Cover with an oiled plastic wrap and let the dough rest for 10 minutes to allow the gluten to relax before the final shaping.
Shaping the dough
After the dough has rested, stretch each rectangle slightly by folding it down on the long sides into a cylinder, sealing the seams and pulling it into a tight log form.
Gently stretch out the ends again and, using your fingertips, press them together into a point, forming the baguette shape.
Using your hands, with the seam side down, roll the cylinders into a tube shape, gently stretching them to the desired length, roughly about 4 cm/1.5” in diameter.
Taper the ends of the log slightly to create the baguette’s typical “pointy” end. Use your hands and the back-and-forth rolling motion to gently taper the ends. Pinch seams and ends to seal.
Note: Keep your fingers damp to prevent the dough from sticking. Or sprinkle each rectangle with a little bit of flour, a very light dusting, so your hands don’t stick.
Note: See tips for shaping baguettes at https://youtu.be/ba2DHI299PU
Place each loaf on a lightly floured couche
Note: Once you’ve finished your final shape, let the dough proof before baking.
Transfer the shaped loaves to a lightly floured (sprinkled with cornmeal or all-purpose flour) lint-free cloth, large tea towel, or baker’s couche to rest.
Pull the cloth up around each loaf to create folds, a ridge between each baguette (think taco stand). This will help the dough maintain its shape while you let them rest for the final time.
You can top any with sesame seeds, poppy seeds or other toppings such as cheese or grilled onions.
When ready to be shaped, roll each dough ball into a 18X22.5cm (7″X9″) rectangle.
Use a sharp knife or a pizza cutter to cut the dough into thin strips. Slice each rectangle into 8 sticks of about 2.5 cm (1″) width.
Or you can make these any size you want, from thin to larger.
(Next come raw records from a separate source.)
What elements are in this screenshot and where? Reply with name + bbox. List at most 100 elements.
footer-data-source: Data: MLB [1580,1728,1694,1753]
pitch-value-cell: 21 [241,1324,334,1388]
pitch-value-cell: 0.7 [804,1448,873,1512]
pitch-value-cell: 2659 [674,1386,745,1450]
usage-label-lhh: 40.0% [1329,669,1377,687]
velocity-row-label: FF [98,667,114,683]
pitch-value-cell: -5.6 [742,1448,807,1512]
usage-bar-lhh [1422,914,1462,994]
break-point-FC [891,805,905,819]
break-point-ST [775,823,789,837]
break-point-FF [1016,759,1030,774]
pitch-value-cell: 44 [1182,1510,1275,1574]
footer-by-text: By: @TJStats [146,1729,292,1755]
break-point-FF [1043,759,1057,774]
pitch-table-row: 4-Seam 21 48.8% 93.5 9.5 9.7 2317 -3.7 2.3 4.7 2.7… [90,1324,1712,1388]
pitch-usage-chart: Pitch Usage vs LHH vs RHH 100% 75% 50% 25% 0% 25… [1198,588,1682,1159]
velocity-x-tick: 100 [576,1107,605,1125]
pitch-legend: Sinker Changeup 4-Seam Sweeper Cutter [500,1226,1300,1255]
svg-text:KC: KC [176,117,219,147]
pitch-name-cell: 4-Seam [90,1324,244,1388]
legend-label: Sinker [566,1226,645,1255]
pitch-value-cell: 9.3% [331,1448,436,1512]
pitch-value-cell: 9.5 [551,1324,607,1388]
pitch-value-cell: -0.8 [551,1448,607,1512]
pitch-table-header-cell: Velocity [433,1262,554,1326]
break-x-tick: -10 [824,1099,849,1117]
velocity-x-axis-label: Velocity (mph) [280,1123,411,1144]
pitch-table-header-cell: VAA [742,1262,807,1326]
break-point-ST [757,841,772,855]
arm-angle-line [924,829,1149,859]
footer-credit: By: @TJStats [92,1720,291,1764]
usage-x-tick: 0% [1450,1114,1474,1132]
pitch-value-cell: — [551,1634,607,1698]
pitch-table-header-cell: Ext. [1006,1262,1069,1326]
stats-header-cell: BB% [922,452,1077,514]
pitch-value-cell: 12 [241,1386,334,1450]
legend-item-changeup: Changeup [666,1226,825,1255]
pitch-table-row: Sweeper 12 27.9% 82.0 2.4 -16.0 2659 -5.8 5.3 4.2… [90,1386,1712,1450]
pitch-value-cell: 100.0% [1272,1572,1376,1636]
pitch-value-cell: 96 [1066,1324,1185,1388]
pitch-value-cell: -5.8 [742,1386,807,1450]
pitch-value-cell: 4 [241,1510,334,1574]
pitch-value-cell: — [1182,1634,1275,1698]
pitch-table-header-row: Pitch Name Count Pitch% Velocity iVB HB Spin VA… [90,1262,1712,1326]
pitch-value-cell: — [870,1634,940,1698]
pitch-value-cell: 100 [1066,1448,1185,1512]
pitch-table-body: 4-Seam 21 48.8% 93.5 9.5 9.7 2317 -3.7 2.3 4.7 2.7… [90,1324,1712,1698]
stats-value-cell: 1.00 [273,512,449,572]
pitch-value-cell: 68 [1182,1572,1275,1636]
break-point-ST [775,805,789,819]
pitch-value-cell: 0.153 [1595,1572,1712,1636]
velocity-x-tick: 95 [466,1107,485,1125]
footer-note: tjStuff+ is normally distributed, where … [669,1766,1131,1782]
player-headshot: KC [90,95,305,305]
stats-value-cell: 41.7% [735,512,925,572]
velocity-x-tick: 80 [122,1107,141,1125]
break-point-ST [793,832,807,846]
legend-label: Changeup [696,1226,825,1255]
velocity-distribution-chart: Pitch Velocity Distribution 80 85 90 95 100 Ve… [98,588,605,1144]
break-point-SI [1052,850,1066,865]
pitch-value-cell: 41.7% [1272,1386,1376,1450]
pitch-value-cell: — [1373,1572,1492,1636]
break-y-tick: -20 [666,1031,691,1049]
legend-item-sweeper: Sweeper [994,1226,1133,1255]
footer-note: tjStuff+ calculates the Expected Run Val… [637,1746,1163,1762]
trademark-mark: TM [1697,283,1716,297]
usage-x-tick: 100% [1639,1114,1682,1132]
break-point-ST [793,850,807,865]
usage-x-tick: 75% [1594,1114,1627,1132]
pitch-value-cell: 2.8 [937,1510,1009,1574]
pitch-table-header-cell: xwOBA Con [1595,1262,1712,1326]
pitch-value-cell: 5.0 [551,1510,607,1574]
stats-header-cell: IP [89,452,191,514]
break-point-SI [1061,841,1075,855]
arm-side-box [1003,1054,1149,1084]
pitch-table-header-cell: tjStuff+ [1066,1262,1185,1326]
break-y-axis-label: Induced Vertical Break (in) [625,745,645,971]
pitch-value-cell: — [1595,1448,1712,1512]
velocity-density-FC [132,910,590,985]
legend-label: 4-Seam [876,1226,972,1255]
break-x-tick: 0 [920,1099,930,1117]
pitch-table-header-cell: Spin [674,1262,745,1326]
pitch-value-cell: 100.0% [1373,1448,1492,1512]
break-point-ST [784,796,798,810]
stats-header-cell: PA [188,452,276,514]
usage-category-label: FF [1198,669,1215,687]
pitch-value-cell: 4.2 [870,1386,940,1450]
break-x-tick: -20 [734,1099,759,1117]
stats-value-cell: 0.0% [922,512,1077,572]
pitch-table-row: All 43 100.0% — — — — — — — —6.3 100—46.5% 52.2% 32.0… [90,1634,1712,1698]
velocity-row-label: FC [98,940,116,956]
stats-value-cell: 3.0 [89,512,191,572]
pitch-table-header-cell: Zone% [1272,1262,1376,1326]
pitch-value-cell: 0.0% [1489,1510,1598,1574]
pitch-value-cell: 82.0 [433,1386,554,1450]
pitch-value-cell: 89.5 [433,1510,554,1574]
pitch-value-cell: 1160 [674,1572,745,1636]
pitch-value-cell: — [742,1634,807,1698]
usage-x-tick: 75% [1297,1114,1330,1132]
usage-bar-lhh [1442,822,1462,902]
Just adjust the cooking time.
Twist each stick if desired.
Place on a greased baking sheet (or parchment paper) with the dough distributed as evenly as possible, about 12 mm (1/2 inch) apart.
Cover the dough with a kitchen towel and let rise for 20 minutes to 1 hour. Just let it rise until it doubles in size.
Log/Hot dog buns
Decide whether you’d like to make your bread into small or bigger log loaves.
Pull the dough into a log shape and again fold it under itself until it resembles a long bun shape.
Log with diagonal scores
Shape it into a log.
With a blade or a sharp knife, make diagonal (at a 10 to 30-degree angle) cuts 6-12 mm (¼- ½ inch) deep across the top of each loaf, leaving about 2.5 cm/1″ uncut on each end. Never cut it entirely across the top of the loaf.
Attention: The scoring process is done just before the loaf is put into the oven. Don’t try to change its shape or rise once the cuts are made.
Roll each ball out on a silicone mat (or flat, floured surface) until it’s about 13 mm/½ inch thick. Fold it in half and gently seal.
Cut into 16 even size squares and place them on two cookie sheets with parchment paper (or lightly greased).
Note: use a pizza cutter for quick, easy cutting without tearing the dough, which a knife would do.
Keep all the rolls with about a 5 cm/2” distance between them.
Cover them and let them rise for 40–50 minutes at a warm place (25-30°C/80-85°F) until doubled in size.
Butterhorns or crescent-shaped bread have been made since the Renaissance. The French version was named croissant and has become an identifiable shape worldwide.
Lightly grease a baking sheet and set aside.
Roll dough into a 30 cm/12-inch circle on a lightly floured surface.
Brush dough with melted butter.
Cut into wedges.
To shape rolls, begin at the wide end of the wedge and turn rolling towards the point.
Place rolls point side down, 5-8 cm/2-3 inches apart, on a prepared baking sheet. Cover, let rise and bake as directed.